Pour ce 15ème flash culturel, vous avez rendez-vous avec le Commandant Jean-Marie Homet et Cédric Cabanne qui ont choisi des thèmes tout à fait différents mais tous passionnants afin de vous faire partager leur passion pour LES PERLES DE L'OCEAN INDIEN que vous pourrez découvrir en participant à cette magnifique croisière à bord du Ms Hamburg du 19 mars au 2 avril 2016.

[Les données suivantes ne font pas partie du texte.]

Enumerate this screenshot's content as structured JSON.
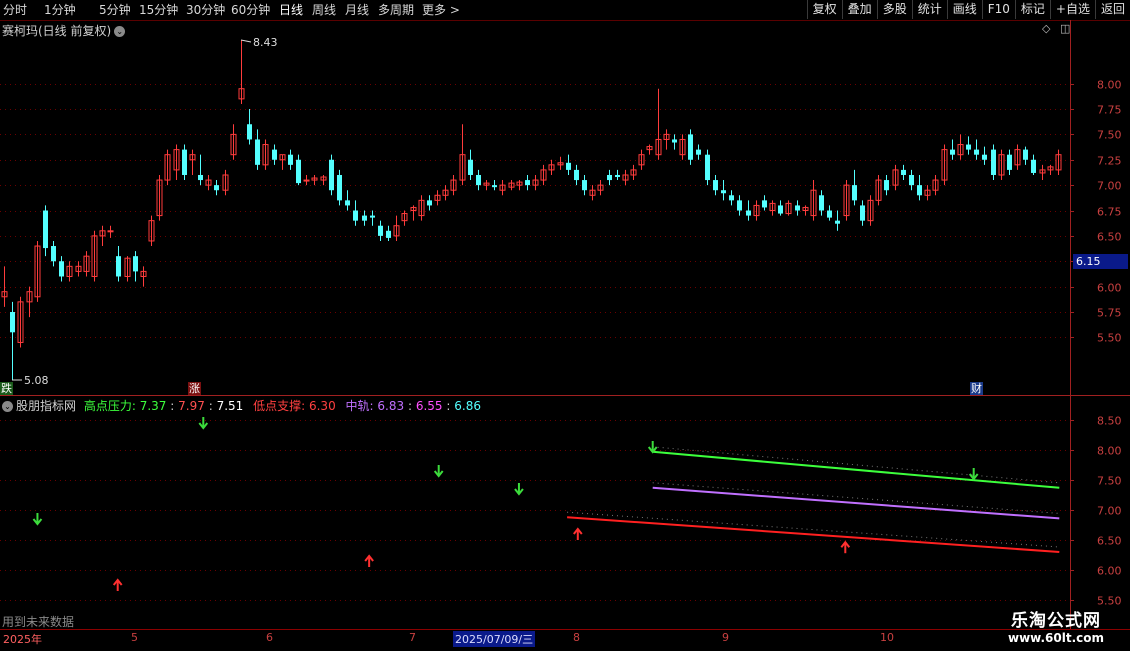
{
  "toolbar": {
    "periods": [
      "分时",
      "1分钟",
      "5分钟",
      "15分钟",
      "30分钟",
      "60分钟",
      "日线",
      "周线",
      "月线",
      "多周期",
      "更多 >"
    ],
    "active_period": "日线",
    "actions": [
      "复权",
      "叠加",
      "多股",
      "统计",
      "画线",
      "F10",
      "标记",
      "+自选",
      "返回"
    ]
  },
  "main_chart": {
    "title": "赛柯玛(日线 前复权)",
    "current_price_tag": "6.15",
    "high_label": "8.43",
    "low_label": "5.08",
    "badges": {
      "left": "跌",
      "mid": "涨",
      "right": "财"
    }
  },
  "indicator": {
    "name": "股朋指标网",
    "high_label": "高点压力:",
    "high_values": [
      "7.37",
      "7.97",
      "7.51"
    ],
    "low_label": "低点支撑:",
    "low_value": "6.30",
    "mid_label": "中轨:",
    "mid_values": [
      "6.83",
      "6.55",
      "6.86"
    ]
  },
  "footer": {
    "future_data": "用到未来数据",
    "watermark_title": "乐淘公式网",
    "watermark_url": "www.60lt.com",
    "time_labels": [
      "2025年",
      "5",
      "6",
      "7",
      "2025/07/09/三",
      "8",
      "9",
      "10"
    ]
  },
  "colors": {
    "up": "#ff3c3c",
    "down": "#54ffff",
    "grid": "#6b0000",
    "axis": "#a02020",
    "high_line": "#3cff3c",
    "mid_line": "#c070ff",
    "low_line": "#ff2020"
  },
  "chart_data": [
    {
      "type": "candlestick",
      "title": "赛柯玛(日线 前复权)",
      "y_ticks": [
        8.0,
        7.75,
        7.5,
        7.25,
        7.0,
        6.75,
        6.5,
        6.25,
        6.0,
        5.75,
        5.5
      ],
      "ylim": [
        5.08,
        8.43
      ],
      "x_ticks": [
        "2025年",
        "5",
        "6",
        "7",
        "8",
        "9",
        "10"
      ],
      "candles": [
        {
          "o": 5.9,
          "h": 6.2,
          "l": 5.8,
          "c": 5.95
        },
        {
          "o": 5.75,
          "h": 5.85,
          "l": 5.08,
          "c": 5.55
        },
        {
          "o": 5.45,
          "h": 5.9,
          "l": 5.4,
          "c": 5.85
        },
        {
          "o": 5.85,
          "h": 6.0,
          "l": 5.7,
          "c": 5.95
        },
        {
          "o": 5.9,
          "h": 6.45,
          "l": 5.85,
          "c": 6.4
        },
        {
          "o": 6.75,
          "h": 6.8,
          "l": 6.3,
          "c": 6.38
        },
        {
          "o": 6.4,
          "h": 6.45,
          "l": 6.2,
          "c": 6.25
        },
        {
          "o": 6.25,
          "h": 6.3,
          "l": 6.05,
          "c": 6.1
        },
        {
          "o": 6.1,
          "h": 6.25,
          "l": 6.05,
          "c": 6.2
        },
        {
          "o": 6.15,
          "h": 6.25,
          "l": 6.1,
          "c": 6.2
        },
        {
          "o": 6.15,
          "h": 6.35,
          "l": 6.1,
          "c": 6.3
        },
        {
          "o": 6.1,
          "h": 6.55,
          "l": 6.05,
          "c": 6.5
        },
        {
          "o": 6.5,
          "h": 6.6,
          "l": 6.4,
          "c": 6.55
        },
        {
          "o": 6.55,
          "h": 6.6,
          "l": 6.48,
          "c": 6.55
        },
        {
          "o": 6.3,
          "h": 6.4,
          "l": 6.05,
          "c": 6.1
        },
        {
          "o": 6.1,
          "h": 6.3,
          "l": 6.05,
          "c": 6.28
        },
        {
          "o": 6.3,
          "h": 6.35,
          "l": 6.05,
          "c": 6.15
        },
        {
          "o": 6.1,
          "h": 6.2,
          "l": 6.0,
          "c": 6.15
        },
        {
          "o": 6.45,
          "h": 6.7,
          "l": 6.4,
          "c": 6.65
        },
        {
          "o": 6.7,
          "h": 7.1,
          "l": 6.65,
          "c": 7.05
        },
        {
          "o": 7.05,
          "h": 7.35,
          "l": 7.0,
          "c": 7.3
        },
        {
          "o": 7.15,
          "h": 7.4,
          "l": 7.05,
          "c": 7.35
        },
        {
          "o": 7.35,
          "h": 7.4,
          "l": 7.05,
          "c": 7.1
        },
        {
          "o": 7.25,
          "h": 7.35,
          "l": 7.1,
          "c": 7.3
        },
        {
          "o": 7.1,
          "h": 7.3,
          "l": 7.0,
          "c": 7.05
        },
        {
          "o": 7.0,
          "h": 7.1,
          "l": 6.95,
          "c": 7.05
        },
        {
          "o": 7.0,
          "h": 7.05,
          "l": 6.9,
          "c": 6.95
        },
        {
          "o": 6.95,
          "h": 7.15,
          "l": 6.9,
          "c": 7.1
        },
        {
          "o": 7.3,
          "h": 7.6,
          "l": 7.25,
          "c": 7.5
        },
        {
          "o": 7.85,
          "h": 8.43,
          "l": 7.8,
          "c": 7.95
        },
        {
          "o": 7.6,
          "h": 7.75,
          "l": 7.4,
          "c": 7.45
        },
        {
          "o": 7.45,
          "h": 7.55,
          "l": 7.15,
          "c": 7.2
        },
        {
          "o": 7.2,
          "h": 7.45,
          "l": 7.15,
          "c": 7.4
        },
        {
          "o": 7.35,
          "h": 7.4,
          "l": 7.2,
          "c": 7.25
        },
        {
          "o": 7.25,
          "h": 7.3,
          "l": 7.15,
          "c": 7.3
        },
        {
          "o": 7.3,
          "h": 7.35,
          "l": 7.15,
          "c": 7.2
        },
        {
          "o": 7.25,
          "h": 7.3,
          "l": 7.0,
          "c": 7.02
        },
        {
          "o": 7.05,
          "h": 7.1,
          "l": 7.0,
          "c": 7.05
        },
        {
          "o": 7.05,
          "h": 7.1,
          "l": 7.0,
          "c": 7.07
        },
        {
          "o": 7.05,
          "h": 7.1,
          "l": 7.0,
          "c": 7.08
        },
        {
          "o": 7.25,
          "h": 7.3,
          "l": 6.9,
          "c": 6.95
        },
        {
          "o": 7.1,
          "h": 7.15,
          "l": 6.8,
          "c": 6.85
        },
        {
          "o": 6.85,
          "h": 6.95,
          "l": 6.75,
          "c": 6.8
        },
        {
          "o": 6.75,
          "h": 6.85,
          "l": 6.6,
          "c": 6.65
        },
        {
          "o": 6.7,
          "h": 6.75,
          "l": 6.6,
          "c": 6.65
        },
        {
          "o": 6.7,
          "h": 6.75,
          "l": 6.6,
          "c": 6.68
        },
        {
          "o": 6.6,
          "h": 6.65,
          "l": 6.45,
          "c": 6.5
        },
        {
          "o": 6.55,
          "h": 6.6,
          "l": 6.45,
          "c": 6.48
        },
        {
          "o": 6.5,
          "h": 6.7,
          "l": 6.45,
          "c": 6.6
        },
        {
          "o": 6.65,
          "h": 6.75,
          "l": 6.6,
          "c": 6.72
        },
        {
          "o": 6.75,
          "h": 6.8,
          "l": 6.65,
          "c": 6.78
        },
        {
          "o": 6.7,
          "h": 6.9,
          "l": 6.65,
          "c": 6.85
        },
        {
          "o": 6.85,
          "h": 6.9,
          "l": 6.75,
          "c": 6.8
        },
        {
          "o": 6.85,
          "h": 6.95,
          "l": 6.8,
          "c": 6.9
        },
        {
          "o": 6.9,
          "h": 7.0,
          "l": 6.85,
          "c": 6.95
        },
        {
          "o": 6.95,
          "h": 7.1,
          "l": 6.9,
          "c": 7.05
        },
        {
          "o": 7.05,
          "h": 7.6,
          "l": 7.0,
          "c": 7.3
        },
        {
          "o": 7.25,
          "h": 7.35,
          "l": 7.05,
          "c": 7.1
        },
        {
          "o": 7.1,
          "h": 7.15,
          "l": 6.95,
          "c": 7.0
        },
        {
          "o": 7.0,
          "h": 7.05,
          "l": 6.95,
          "c": 7.02
        },
        {
          "o": 7.0,
          "h": 7.05,
          "l": 6.95,
          "c": 6.98
        },
        {
          "o": 6.95,
          "h": 7.05,
          "l": 6.9,
          "c": 7.0
        },
        {
          "o": 6.98,
          "h": 7.05,
          "l": 6.95,
          "c": 7.02
        },
        {
          "o": 7.0,
          "h": 7.05,
          "l": 6.95,
          "c": 7.03
        },
        {
          "o": 7.05,
          "h": 7.1,
          "l": 6.95,
          "c": 7.0
        },
        {
          "o": 7.0,
          "h": 7.1,
          "l": 6.95,
          "c": 7.05
        },
        {
          "o": 7.05,
          "h": 7.2,
          "l": 7.0,
          "c": 7.15
        },
        {
          "o": 7.15,
          "h": 7.25,
          "l": 7.1,
          "c": 7.2
        },
        {
          "o": 7.2,
          "h": 7.28,
          "l": 7.15,
          "c": 7.22
        },
        {
          "o": 7.22,
          "h": 7.3,
          "l": 7.1,
          "c": 7.15
        },
        {
          "o": 7.15,
          "h": 7.2,
          "l": 7.0,
          "c": 7.05
        },
        {
          "o": 7.05,
          "h": 7.1,
          "l": 6.9,
          "c": 6.95
        },
        {
          "o": 6.9,
          "h": 7.0,
          "l": 6.85,
          "c": 6.95
        },
        {
          "o": 6.95,
          "h": 7.05,
          "l": 6.9,
          "c": 7.0
        },
        {
          "o": 7.1,
          "h": 7.15,
          "l": 7.0,
          "c": 7.05
        },
        {
          "o": 7.1,
          "h": 7.15,
          "l": 7.05,
          "c": 7.08
        },
        {
          "o": 7.05,
          "h": 7.15,
          "l": 7.0,
          "c": 7.1
        },
        {
          "o": 7.1,
          "h": 7.2,
          "l": 7.05,
          "c": 7.15
        },
        {
          "o": 7.2,
          "h": 7.35,
          "l": 7.15,
          "c": 7.3
        },
        {
          "o": 7.35,
          "h": 7.4,
          "l": 7.3,
          "c": 7.38
        },
        {
          "o": 7.3,
          "h": 7.95,
          "l": 7.25,
          "c": 7.45
        },
        {
          "o": 7.45,
          "h": 7.55,
          "l": 7.35,
          "c": 7.5
        },
        {
          "o": 7.45,
          "h": 7.5,
          "l": 7.35,
          "c": 7.42
        },
        {
          "o": 7.3,
          "h": 7.5,
          "l": 7.25,
          "c": 7.45
        },
        {
          "o": 7.5,
          "h": 7.55,
          "l": 7.2,
          "c": 7.25
        },
        {
          "o": 7.35,
          "h": 7.4,
          "l": 7.25,
          "c": 7.3
        },
        {
          "o": 7.3,
          "h": 7.35,
          "l": 7.0,
          "c": 7.05
        },
        {
          "o": 7.05,
          "h": 7.1,
          "l": 6.9,
          "c": 6.95
        },
        {
          "o": 6.95,
          "h": 7.05,
          "l": 6.85,
          "c": 6.92
        },
        {
          "o": 6.9,
          "h": 6.95,
          "l": 6.8,
          "c": 6.85
        },
        {
          "o": 6.85,
          "h": 6.9,
          "l": 6.7,
          "c": 6.75
        },
        {
          "o": 6.75,
          "h": 6.85,
          "l": 6.65,
          "c": 6.7
        },
        {
          "o": 6.7,
          "h": 6.85,
          "l": 6.65,
          "c": 6.8
        },
        {
          "o": 6.85,
          "h": 6.9,
          "l": 6.75,
          "c": 6.78
        },
        {
          "o": 6.75,
          "h": 6.85,
          "l": 6.7,
          "c": 6.82
        },
        {
          "o": 6.8,
          "h": 6.85,
          "l": 6.7,
          "c": 6.72
        },
        {
          "o": 6.72,
          "h": 6.85,
          "l": 6.7,
          "c": 6.82
        },
        {
          "o": 6.8,
          "h": 6.85,
          "l": 6.7,
          "c": 6.75
        },
        {
          "o": 6.75,
          "h": 6.8,
          "l": 6.7,
          "c": 6.78
        },
        {
          "o": 6.7,
          "h": 7.05,
          "l": 6.65,
          "c": 6.95
        },
        {
          "o": 6.9,
          "h": 6.95,
          "l": 6.7,
          "c": 6.75
        },
        {
          "o": 6.75,
          "h": 6.8,
          "l": 6.65,
          "c": 6.68
        },
        {
          "o": 6.65,
          "h": 6.75,
          "l": 6.55,
          "c": 6.62
        },
        {
          "o": 6.7,
          "h": 7.05,
          "l": 6.65,
          "c": 7.0
        },
        {
          "o": 7.0,
          "h": 7.15,
          "l": 6.8,
          "c": 6.85
        },
        {
          "o": 6.8,
          "h": 6.85,
          "l": 6.6,
          "c": 6.65
        },
        {
          "o": 6.65,
          "h": 6.9,
          "l": 6.6,
          "c": 6.85
        },
        {
          "o": 6.85,
          "h": 7.1,
          "l": 6.8,
          "c": 7.05
        },
        {
          "o": 7.05,
          "h": 7.1,
          "l": 6.9,
          "c": 6.95
        },
        {
          "o": 7.0,
          "h": 7.2,
          "l": 6.95,
          "c": 7.15
        },
        {
          "o": 7.15,
          "h": 7.2,
          "l": 7.05,
          "c": 7.1
        },
        {
          "o": 7.1,
          "h": 7.15,
          "l": 6.95,
          "c": 7.0
        },
        {
          "o": 7.0,
          "h": 7.1,
          "l": 6.85,
          "c": 6.9
        },
        {
          "o": 6.9,
          "h": 7.0,
          "l": 6.85,
          "c": 6.95
        },
        {
          "o": 6.95,
          "h": 7.1,
          "l": 6.9,
          "c": 7.05
        },
        {
          "o": 7.05,
          "h": 7.4,
          "l": 7.0,
          "c": 7.35
        },
        {
          "o": 7.35,
          "h": 7.45,
          "l": 7.25,
          "c": 7.3
        },
        {
          "o": 7.3,
          "h": 7.5,
          "l": 7.25,
          "c": 7.4
        },
        {
          "o": 7.4,
          "h": 7.48,
          "l": 7.3,
          "c": 7.35
        },
        {
          "o": 7.35,
          "h": 7.45,
          "l": 7.25,
          "c": 7.3
        },
        {
          "o": 7.3,
          "h": 7.38,
          "l": 7.2,
          "c": 7.25
        },
        {
          "o": 7.35,
          "h": 7.4,
          "l": 7.05,
          "c": 7.1
        },
        {
          "o": 7.1,
          "h": 7.35,
          "l": 7.05,
          "c": 7.3
        },
        {
          "o": 7.3,
          "h": 7.35,
          "l": 7.1,
          "c": 7.15
        },
        {
          "o": 7.2,
          "h": 7.4,
          "l": 7.15,
          "c": 7.35
        },
        {
          "o": 7.35,
          "h": 7.38,
          "l": 7.2,
          "c": 7.25
        },
        {
          "o": 7.25,
          "h": 7.3,
          "l": 7.1,
          "c": 7.12
        },
        {
          "o": 7.12,
          "h": 7.2,
          "l": 7.05,
          "c": 7.15
        },
        {
          "o": 7.15,
          "h": 7.2,
          "l": 7.1,
          "c": 7.18
        },
        {
          "o": 7.15,
          "h": 7.35,
          "l": 7.1,
          "c": 7.3
        }
      ]
    },
    {
      "type": "line",
      "title": "股朋指标网",
      "y_ticks": [
        8.5,
        8.0,
        7.5,
        7.0,
        6.5,
        6.0,
        5.5
      ],
      "ylim": [
        5.5,
        8.7
      ],
      "series": [
        {
          "name": "高点压力",
          "x_range": [
            0.61,
            0.99
          ],
          "values": [
            7.97,
            7.37
          ]
        },
        {
          "name": "中轨",
          "x_range": [
            0.61,
            0.99
          ],
          "values": [
            7.37,
            6.86
          ]
        },
        {
          "name": "低点支撑",
          "x_range": [
            0.53,
            0.99
          ],
          "values": [
            6.88,
            6.3
          ]
        }
      ],
      "down_arrows": [
        {
          "x": 0.035,
          "y": 6.85
        },
        {
          "x": 0.19,
          "y": 8.45
        },
        {
          "x": 0.41,
          "y": 7.65
        },
        {
          "x": 0.485,
          "y": 7.35
        },
        {
          "x": 0.61,
          "y": 8.05
        },
        {
          "x": 0.91,
          "y": 7.6
        }
      ],
      "up_arrows": [
        {
          "x": 0.11,
          "y": 5.75
        },
        {
          "x": 0.345,
          "y": 6.15
        },
        {
          "x": 0.54,
          "y": 6.6
        },
        {
          "x": 0.79,
          "y": 6.38
        }
      ]
    }
  ]
}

L’Océan Indien, Un Océan mythique L’Océan Indien est connu depuis la Haute Antiquité. Hérodote l’évoque à diverses reprises au Vè siècle avant notre ère. Les armées d’Alexandre conduites par l’amiral Cratère le parcourent à leur retour des Indes. Au temps de Cléopâtre, les Egyptiens y lancent leurs navires pour ramener des perles et des pierres précieuses. La fascination de l’Océan Indien apparait, il est l’Océan de toutes les richesses. Au Moyen Âge, à la suite des Croisades, il devient une des routes de la soie et plus encore des épices et des parfums. Mais c’est surtout à la Renaissance, avec la découverte du Cap de Bonne Espérance par Barthélemy Diaz en 1488 que l’Océan Indien devient facilement accessible. Il est alors la voie royale vers les richesses et les splendeurs de la Côte Orientale de l’Afrique et des îles merveilleuses de Zanzibar, des Comores, de Madagascar, de la Réunion, de Maurice et au-delà des Indes et de l’Extrême Orient. Les conquérants, les missionnaires, les aventuriers, les marchands, les trafiquants s’y rendent suivant le rythme des moussons. Bientôt après les Espagnols et les Portugais, les Hollandais, les Français, les Anglais créent leurs fameuses compagnies des Indes Orientales qui fondent des comptoirs comme ceux de Zanzibar ou de Diego Suarez. Par l’Atlantique arrivent l’Or et l’Argent du nouveau monde, par l’Océan Indien les épices, les perles, les diamants qui font la fortune d’Amsterdam ou d’Anvers. En France, Colbert crée en 1664 le port de Lorient pour assurer le trafic avec l’Océan Indien.. Désormais toutes les grandes puissances européennes, mais surtout la France et l’Angleterre se battent pour la maîtrise de l’Océan Indien. Au gré des conquêtes et des variations politiques, les îles mythiques changent de nom. C’est ainsi que La Réunion s’appelle tour à tour : Santa Apollonia, île Bourbon, île Bonaparte, avant de devenir « La Réunion ». Pendant un temps Diego Suarez a été la République imaginaire de « Libertalia ». On comprend qu’avec l’époque romantique l’Océan Indien devienne l’Océan des rêves de Baudelaire à Rimbaud, de Bernardin de Saint-Pierre à Henry de Monfreid. C’est le rendez-vous idéal de l’au-delà de Suez.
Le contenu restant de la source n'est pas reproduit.